2. Let n be ToUint32(x).
The definition of ToUint32 begins:
1. Let number be the result of calling ToNumber on the input argument.
It seems like it would be preferable, for consistency, to omit step 1 of Number.prototype.clz (and similar methods) and have the first step be "Let n by ToUint32(this value)".
This implies that `ToNumber` should return the same result as `thisNumberValue`, that is, the following steps should be performed by `ToNumber`:
"If Type(value) is Object and value has a [[NumberData]] internal slot, then
Let n be the value of value’s [[NumberData]] internal slot.
If n is not undefined, then return n."
That could either be folded directly into the definition of `ToNumber`, or else added to `ToPrimitive` when the "number" hint is given (or even pushed down into the definition of @@toPrimitive for classes which define the [[NumberData]] internal slot).
These changes would make the first two steps exactly equivalent to "var n = this >>> 0" instead of requiring an additional step: "var n = Number.prototype.valueOf.call(this) >>> 0". It would also make the ToNumber internal operation more consistent with the methods defined on Number.prototype.
See https://github.com/paulmillr/es6-shim/pull/196 for some related discussion.
A closer reading reveals that thisNumberValue also has the side-effect of throwing a TypeError if this value is not sufficiently numeric. So I would recommend changing step 1 to a simple type check (perhaps using a new "checkNumberValue" helper).
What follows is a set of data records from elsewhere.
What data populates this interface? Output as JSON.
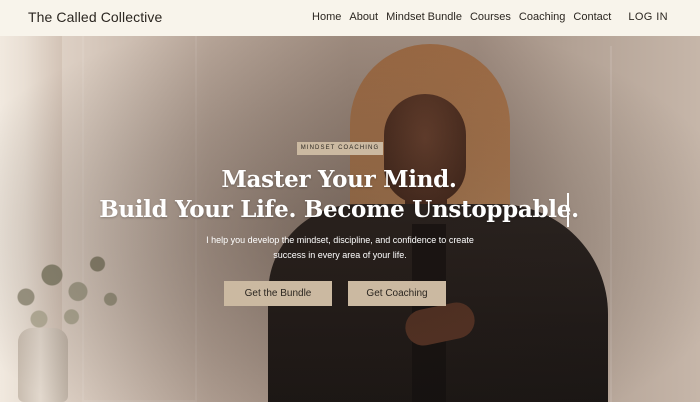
{
  "header": {
    "brand": "The Called Collective",
    "nav": [
      {
        "label": "Home"
      },
      {
        "label": "About"
      },
      {
        "label": "Mindset Bundle"
      },
      {
        "label": "Courses"
      },
      {
        "label": "Coaching"
      },
      {
        "label": "Contact"
      }
    ],
    "login": "LOG IN"
  },
  "hero": {
    "eyebrow": "MINDSET COACHING",
    "headline_line1": "Master Your Mind.",
    "headline_line2": "Build Your Life. Become Unstoppable.",
    "subtext_line1": "I help you develop the mindset, discipline, and confidence to create",
    "subtext_line2": "success in every area of your life.",
    "cta_primary": "Get the Bundle",
    "cta_secondary": "Get Coaching"
  },
  "colors": {
    "header_bg": "#f8f4eb",
    "button_bg": "#cbb9a1",
    "text_dark": "#2b2620",
    "headline": "#ffffff"
  }
}
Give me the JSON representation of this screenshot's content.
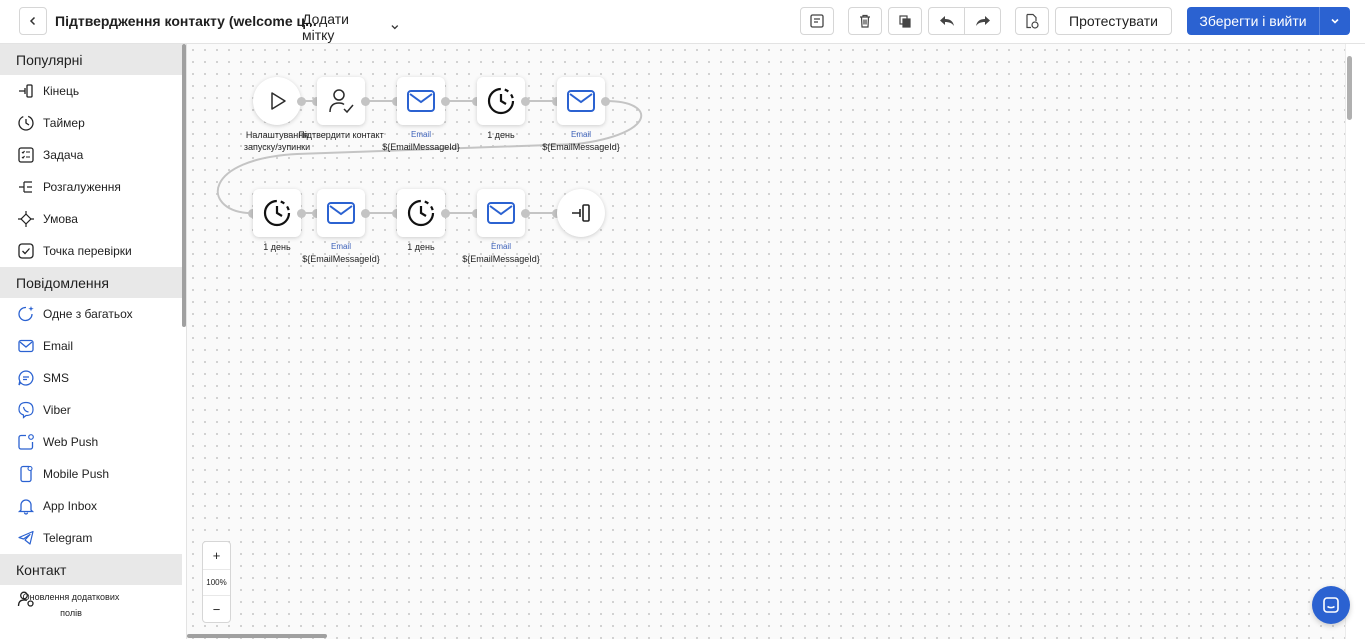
{
  "header": {
    "title": "Підтвердження контакту (welcome ц...",
    "tag_dropdown": "Додати мітку",
    "test_button": "Протестувати",
    "save_button": "Зберегти і вийти"
  },
  "sidebar": {
    "sections": [
      {
        "title": "Популярні",
        "items": [
          {
            "label": "Кінець",
            "icon": "exit-icon"
          },
          {
            "label": "Таймер",
            "icon": "timer-icon"
          },
          {
            "label": "Задача",
            "icon": "task-icon"
          },
          {
            "label": "Розгалуження",
            "icon": "branch-icon"
          },
          {
            "label": "Умова",
            "icon": "condition-icon"
          },
          {
            "label": "Точка перевірки",
            "icon": "checkpoint-icon"
          }
        ]
      },
      {
        "title": "Повідомлення",
        "items": [
          {
            "label": "Одне з багатьох",
            "icon": "sparkle-chat-icon"
          },
          {
            "label": "Email",
            "icon": "email-icon"
          },
          {
            "label": "SMS",
            "icon": "sms-icon"
          },
          {
            "label": "Viber",
            "icon": "viber-icon"
          },
          {
            "label": "Web Push",
            "icon": "web-push-icon"
          },
          {
            "label": "Mobile Push",
            "icon": "mobile-push-icon"
          },
          {
            "label": "App Inbox",
            "icon": "bell-icon"
          },
          {
            "label": "Telegram",
            "icon": "telegram-icon"
          }
        ]
      },
      {
        "title": "Контакт",
        "items": [
          {
            "label": "Оновлення додаткових полів",
            "icon": "user-settings-icon"
          }
        ]
      }
    ]
  },
  "flow": {
    "start_label_1": "Налаштування",
    "start_label_2": "запуску/зупинки",
    "confirm_label": "Підтвердити контакт",
    "email_type": "Email",
    "email_id": "${EmailMessageId}",
    "timer_label": "1 день"
  },
  "zoom": {
    "plus": "+",
    "level": "100%",
    "minus": "−"
  },
  "colors": {
    "accent": "#2b62d1",
    "email_icon": "#2b62d1"
  }
}
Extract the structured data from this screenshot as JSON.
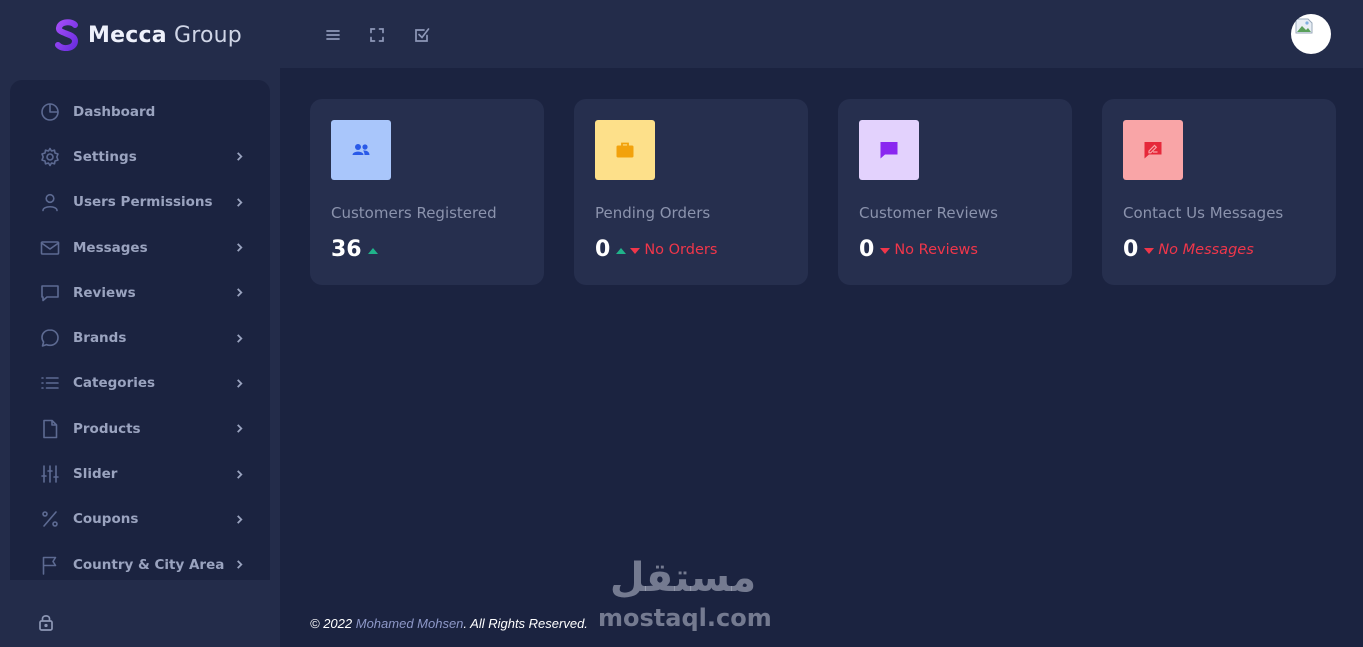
{
  "brand": {
    "name_bold": "Mecca",
    "name_light": "Group",
    "logo_color": "#8b3df2"
  },
  "topbar": {
    "icons": [
      "menu-icon",
      "fullscreen-icon",
      "checkbox-icon"
    ],
    "avatar": "user-avatar"
  },
  "sidebar": {
    "items": [
      {
        "label": "Dashboard",
        "icon": "pie-chart-icon",
        "has_submenu": false
      },
      {
        "label": "Settings",
        "icon": "gear-icon",
        "has_submenu": true
      },
      {
        "label": "Users Permissions",
        "icon": "user-icon",
        "has_submenu": true
      },
      {
        "label": "Messages",
        "icon": "mail-icon",
        "has_submenu": true
      },
      {
        "label": "Reviews",
        "icon": "comment-square-icon",
        "has_submenu": true
      },
      {
        "label": "Brands",
        "icon": "chat-bubble-icon",
        "has_submenu": true
      },
      {
        "label": "Categories",
        "icon": "list-icon",
        "has_submenu": true
      },
      {
        "label": "Products",
        "icon": "file-icon",
        "has_submenu": true
      },
      {
        "label": "Slider",
        "icon": "sliders-icon",
        "has_submenu": true
      },
      {
        "label": "Coupons",
        "icon": "percent-icon",
        "has_submenu": true
      },
      {
        "label": "Country & City Area",
        "icon": "flag-icon",
        "has_submenu": true
      }
    ],
    "lock_icon": "lock-icon"
  },
  "cards": [
    {
      "title": "Customers Registered",
      "value": "36",
      "trend": "up",
      "note": "",
      "icon": "users-icon",
      "icon_bg": "#a9c6fb",
      "icon_color": "#2a5ae8"
    },
    {
      "title": "Pending Orders",
      "value": "0",
      "trend": "up-down",
      "note": "No Orders",
      "icon": "briefcase-icon",
      "icon_bg": "#fde08a",
      "icon_color": "#f2a20c"
    },
    {
      "title": "Customer Reviews",
      "value": "0",
      "trend": "down",
      "note": "No Reviews",
      "icon": "message-icon",
      "icon_bg": "#e3d2fd",
      "icon_color": "#8a27f0"
    },
    {
      "title": "Contact Us Messages",
      "value": "0",
      "trend": "down",
      "note": "No Messages",
      "icon": "message-edit-icon",
      "icon_bg": "#f9a5a7",
      "icon_color": "#e6283a"
    }
  ],
  "footer": {
    "prefix": "© 2022 ",
    "author": "Mohamed Mohsen",
    "suffix": ". All Rights Reserved."
  },
  "watermark": {
    "arabic": "مستقل",
    "latin": "mostaql.com"
  }
}
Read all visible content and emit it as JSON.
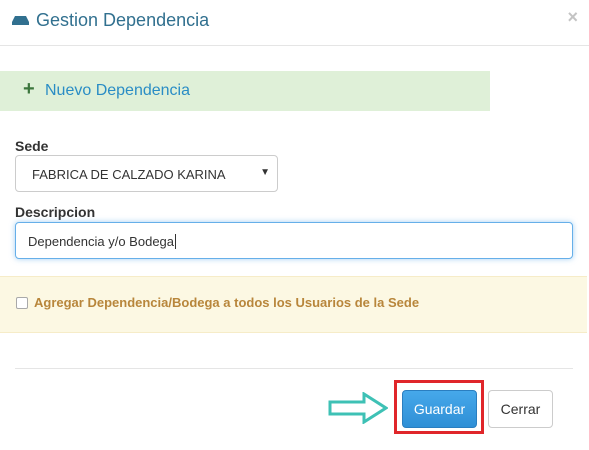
{
  "header": {
    "icon": "hdd-icon",
    "title": "Gestion Dependencia",
    "close_label": "×"
  },
  "new_bar": {
    "plus_label": "+",
    "label": "Nuevo Dependencia"
  },
  "form": {
    "sede_label": "Sede",
    "sede_value": "FABRICA DE CALZADO KARINA",
    "sede_caret": "▼",
    "descripcion_label": "Descripcion",
    "descripcion_value": "Dependencia y/o Bodega"
  },
  "warning": {
    "checkbox_checked": false,
    "label": "Agregar Dependencia/Bodega a todos los Usuarios de la Sede"
  },
  "footer": {
    "guardar_label": "Guardar",
    "cerrar_label": "Cerrar"
  },
  "colors": {
    "title": "#31708f",
    "success_bg": "#dff0d8",
    "warning_bg": "#fcf8e3",
    "warning_text": "#b8863b",
    "primary": "#2f8fd6",
    "highlight": "#e0262a",
    "arrow": "#3ec1b5"
  }
}
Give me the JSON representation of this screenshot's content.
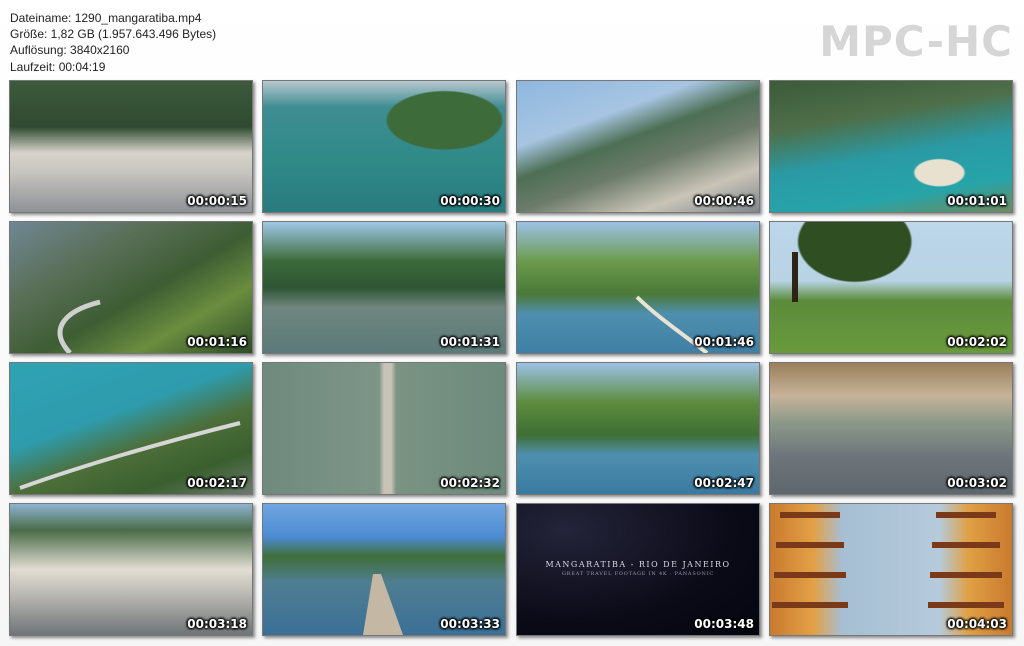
{
  "info": {
    "filename": "Dateiname: 1290_mangaratiba.mp4",
    "size": "Größe: 1,82 GB (1.957.643.496 Bytes)",
    "resolution": "Auflösung: 3840x2160",
    "duration": "Laufzeit: 00:04:19"
  },
  "logo": "MPC-HC",
  "thumbnails": [
    {
      "id": 1,
      "timestamp": "00:00:15"
    },
    {
      "id": 2,
      "timestamp": "00:00:30"
    },
    {
      "id": 3,
      "timestamp": "00:00:46"
    },
    {
      "id": 4,
      "timestamp": "00:01:01"
    },
    {
      "id": 5,
      "timestamp": "00:01:16"
    },
    {
      "id": 6,
      "timestamp": "00:01:31"
    },
    {
      "id": 7,
      "timestamp": "00:01:46"
    },
    {
      "id": 8,
      "timestamp": "00:02:02"
    },
    {
      "id": 9,
      "timestamp": "00:02:17"
    },
    {
      "id": 10,
      "timestamp": "00:02:32"
    },
    {
      "id": 11,
      "timestamp": "00:02:47"
    },
    {
      "id": 12,
      "timestamp": "00:03:02"
    },
    {
      "id": 13,
      "timestamp": "00:03:18"
    },
    {
      "id": 14,
      "timestamp": "00:03:33"
    },
    {
      "id": 15,
      "timestamp": "00:03:48",
      "title": "MANGARATIBA - RIO DE JANEIRO",
      "subtitle": "GREAT TRAVEL FOOTAGE IN 4K · PANASONIC"
    },
    {
      "id": 16,
      "timestamp": "00:04:03"
    }
  ]
}
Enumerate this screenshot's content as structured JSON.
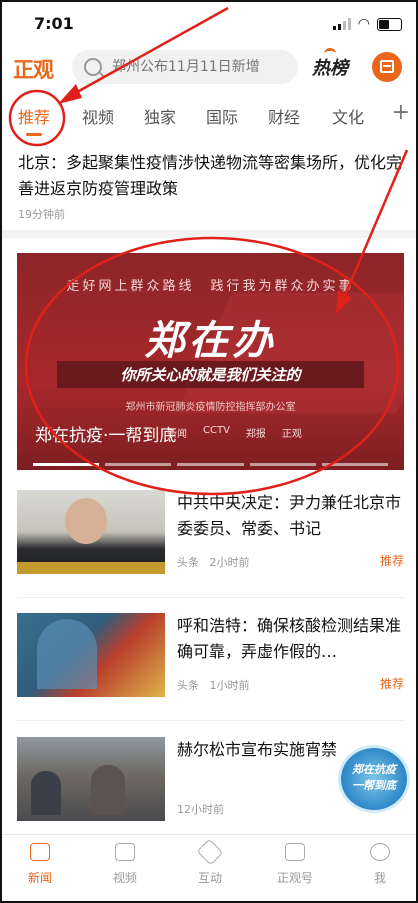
{
  "status": {
    "time": "7:01"
  },
  "header": {
    "logo": "正观",
    "search_placeholder": "郑州公布11月11日新增",
    "hot_label": "热榜"
  },
  "tabs": [
    {
      "label": "推荐",
      "active": true
    },
    {
      "label": "视频"
    },
    {
      "label": "独家"
    },
    {
      "label": "国际"
    },
    {
      "label": "财经"
    },
    {
      "label": "文化"
    }
  ],
  "tab_more": "+",
  "top_article": {
    "title": "北京：多起聚集性疫情涉快递物流等密集场所，优化完善进返京防疫管理政策",
    "time": "19分钟前"
  },
  "banner": {
    "tagline": "走好网上群众路线　践行我为群众办实事",
    "headline": "郑在办",
    "subline": "你所关心的就是我们关注的",
    "org": "郑州市新冠肺炎疫情防控指挥部办公室",
    "caption": "郑在抗疫·一帮到底",
    "logos": [
      "新闻",
      "CCTV",
      "郑报",
      "正观"
    ],
    "slide_count": 5,
    "active_slide": 0
  },
  "articles": [
    {
      "title": "中共中央决定：尹力兼任北京市委委员、常委、书记",
      "source": "头条",
      "time": "2小时前",
      "tag": "推荐"
    },
    {
      "title": "呼和浩特：确保核酸检测结果准确可靠，弄虚作假的…",
      "source": "头条",
      "time": "1小时前",
      "tag": "推荐"
    },
    {
      "title": "赫尔松市宣布实施宵禁",
      "source": "",
      "time": "12小时前",
      "tag": ""
    }
  ],
  "badge": {
    "line1": "郑在抗疫",
    "line2": "一帮到底"
  },
  "bottom_nav": [
    {
      "label": "新闻",
      "icon": "news-icon",
      "active": true
    },
    {
      "label": "视频",
      "icon": "video-icon"
    },
    {
      "label": "互动",
      "icon": "interact-icon"
    },
    {
      "label": "正观号",
      "icon": "account-icon"
    },
    {
      "label": "我",
      "icon": "profile-icon"
    }
  ],
  "colors": {
    "accent": "#e9661b",
    "annotation": "#e0201a",
    "banner": "#a7282b"
  }
}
IMO it would still be useful to ensure that the numeric results of `ToUint32(n)` and `n >>> 0` are identical; that is, the `ToNumber` operation should include the check of the `[[NumberData]]` internal slot.
Apparently Number.prototype.clz() is going to become Math.clz32(n).
Since all of the Math.* functions perform ToNumber on the arguments, again it seems that the ToNumber algorithm ought to look at the [[NumberData]] internal slot.
And presumably the type-check and TypeError of thisNumberValue would be replaced by returning NaN to be consistent with the rest of the Math.* functions.
both ToNumber and ToUnit32 date to the earliest days of ES and are widely used in the ES spec. Changing, there semantics, for example by not calling valueOf on Number wrapper objects, could break existing code.
However, implementations are free to optimize algorithms in any manner that has no observable effect.
For example, Math.clz32(x) implicitly does:
ToUint32(ToNumber(x))
I would expect implementations to note that the ToNumber operation in step 1 of ToUint32 has no observable effect and can be skipped.
ES operation upon [U]int32 values consistently treat NaN as 0 rather than throwing. The current spec. for Math.clr32 is consistent with that behavior just like Math.imul.